Saturday, January 9, 2010

A Shot of Snake on the Rocks



A Shot of Snake on the Rocks


I was only eighteen. And yet, I had already won the rank of Lance Corporal in the USMC as well as the right to carry the M-60 machine gun. The M-60 was the most powerful weapon my unit was issued and there was only one per platoon. That totaled five M-60’s in a company of 250 marines. One marine with an M-60 and a nine-yard striing of rounds can kill an entire platoon in less than ten seconds. I was the only Marine carrying one who was not a non-commissioned officer. I had been in the Coprs less than two years, so to become one of those five made me the object of a lot of jealousy. There were sergeants and staff-sergeants who had been after an M-60 for years.
It was one of those sergeants that gave me an all night watch when we were on maneuvers in the Mojave desert.

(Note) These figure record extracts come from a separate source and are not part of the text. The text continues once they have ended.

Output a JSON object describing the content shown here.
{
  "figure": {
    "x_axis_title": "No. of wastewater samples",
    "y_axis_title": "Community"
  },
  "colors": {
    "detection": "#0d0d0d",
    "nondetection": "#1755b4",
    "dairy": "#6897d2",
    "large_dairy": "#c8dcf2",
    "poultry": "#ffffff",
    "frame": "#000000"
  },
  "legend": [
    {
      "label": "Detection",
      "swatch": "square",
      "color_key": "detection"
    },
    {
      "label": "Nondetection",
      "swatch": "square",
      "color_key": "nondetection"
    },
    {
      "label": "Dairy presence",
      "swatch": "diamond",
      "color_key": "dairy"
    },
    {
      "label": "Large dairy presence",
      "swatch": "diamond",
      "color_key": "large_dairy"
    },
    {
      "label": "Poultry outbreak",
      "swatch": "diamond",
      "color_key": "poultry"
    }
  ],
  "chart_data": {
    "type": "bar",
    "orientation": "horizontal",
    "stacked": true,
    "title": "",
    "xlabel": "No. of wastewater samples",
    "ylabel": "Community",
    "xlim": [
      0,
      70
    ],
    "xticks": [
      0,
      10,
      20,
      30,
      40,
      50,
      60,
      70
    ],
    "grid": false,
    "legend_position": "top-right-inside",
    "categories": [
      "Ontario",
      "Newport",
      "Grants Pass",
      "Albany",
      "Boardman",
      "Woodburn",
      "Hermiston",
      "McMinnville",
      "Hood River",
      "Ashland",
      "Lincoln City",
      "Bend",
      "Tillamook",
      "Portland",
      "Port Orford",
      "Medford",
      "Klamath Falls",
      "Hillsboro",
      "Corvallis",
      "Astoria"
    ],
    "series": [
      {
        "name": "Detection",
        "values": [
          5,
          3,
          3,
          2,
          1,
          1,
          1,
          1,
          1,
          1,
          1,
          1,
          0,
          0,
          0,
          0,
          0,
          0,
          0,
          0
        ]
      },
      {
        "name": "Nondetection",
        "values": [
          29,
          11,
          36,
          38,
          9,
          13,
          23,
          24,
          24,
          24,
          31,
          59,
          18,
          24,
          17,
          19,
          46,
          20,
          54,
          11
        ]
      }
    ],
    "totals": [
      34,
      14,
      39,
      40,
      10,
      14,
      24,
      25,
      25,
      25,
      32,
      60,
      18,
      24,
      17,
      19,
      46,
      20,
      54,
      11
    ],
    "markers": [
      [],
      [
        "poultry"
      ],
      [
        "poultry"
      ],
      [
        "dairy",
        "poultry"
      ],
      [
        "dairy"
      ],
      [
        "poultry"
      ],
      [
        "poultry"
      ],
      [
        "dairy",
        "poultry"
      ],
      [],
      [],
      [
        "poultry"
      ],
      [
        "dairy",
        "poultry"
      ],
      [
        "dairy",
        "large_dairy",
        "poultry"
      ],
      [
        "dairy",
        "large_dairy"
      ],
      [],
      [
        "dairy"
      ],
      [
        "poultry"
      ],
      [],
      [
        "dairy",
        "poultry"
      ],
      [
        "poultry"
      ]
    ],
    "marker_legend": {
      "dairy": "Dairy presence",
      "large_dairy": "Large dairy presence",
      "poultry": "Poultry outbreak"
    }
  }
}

It was the single most boring assignment I had ever pulled. We were in base camp. There was a communication system in the command tent that required twenty-four hour attention. I got the midnight til six a.m. shift. It was a six hour stretch of silence that went totally unbroken. The only thing I had to occupy myself with was a handbook on desert survival. Towards the back of the book was a section on desert dwelling animals. Since I was in the Mojave desert, the page on the Mojave Rattle Snake caught my attention. It is the only page in the whole book that I still remember.
It said the Mojave rattler was unique among rattle snakes for two reasons. First: its venom is both a neurotoxin and a hemotoxin. It poisons your blood and your nervous system. Most poisonous snakes do one or the other. Very few do both. Second: it is one of the few snakes in the world (not just rattle snakes) that has an aggressive personality and is known to attack opponents bigger than itself without being provoked. Most snakes will leave you alone if you leave them alone. The Mojave rattler attacks. After I finished the handbook I had five hours to think about Mojave rattlers.
Three days later my platoon went out into the field for a week. We had live ammunition. On the morning of the fourth day we were awake and moving before the sun rose. I was exhausted from the march. I was tired from lack of sleep. I was hungry because we started before breakfast and I knew we wouldn’t stop for about three hours. We were walking through a narrow corridor. There were all kinds of brush, undergrowth, and cacti growing around the rocks. Just as the path bent and a large pillar of rock cast a shadow across the road, I heard it.
At first I thought a metal clasp had broken loose from my pack. Then I realized that the clicks were much faster than my pace. I stopped. The rattle did not stop. I looked to my left at a rock the size of a jeep’s tire. The rattle was still rattling. The survival handbook page on the Mojave rattler flashed through my mind. The words “venom” and “aggressive” stood in the fore front. Something under the right lip of the rock moved. My hand reacted without me telling it to. I fired half my string of bullets at the ground under and around the rock. Marines scattered in every direction, diving for cover. When the echoes died the platoon got to their feet. No one was hurt, except for the sergeant who gave me the overnight watch. He landed on a cactus. There had been something under the rock. I don’t know what it was because we only found a few pieces of it.
When we got back to base camp I got yelled at by an entire tent full of men with brass on their shoulders. They did not take the M-60 from me. In fact, they didn’t give me any sort of punishment at all beyond the yelling. As I was leaving the tent with my tail tucked properly between my legs I heard on of them say, At least he hit what he was shooting at.”
I never got invited back out to the desert. I can’t imagine why.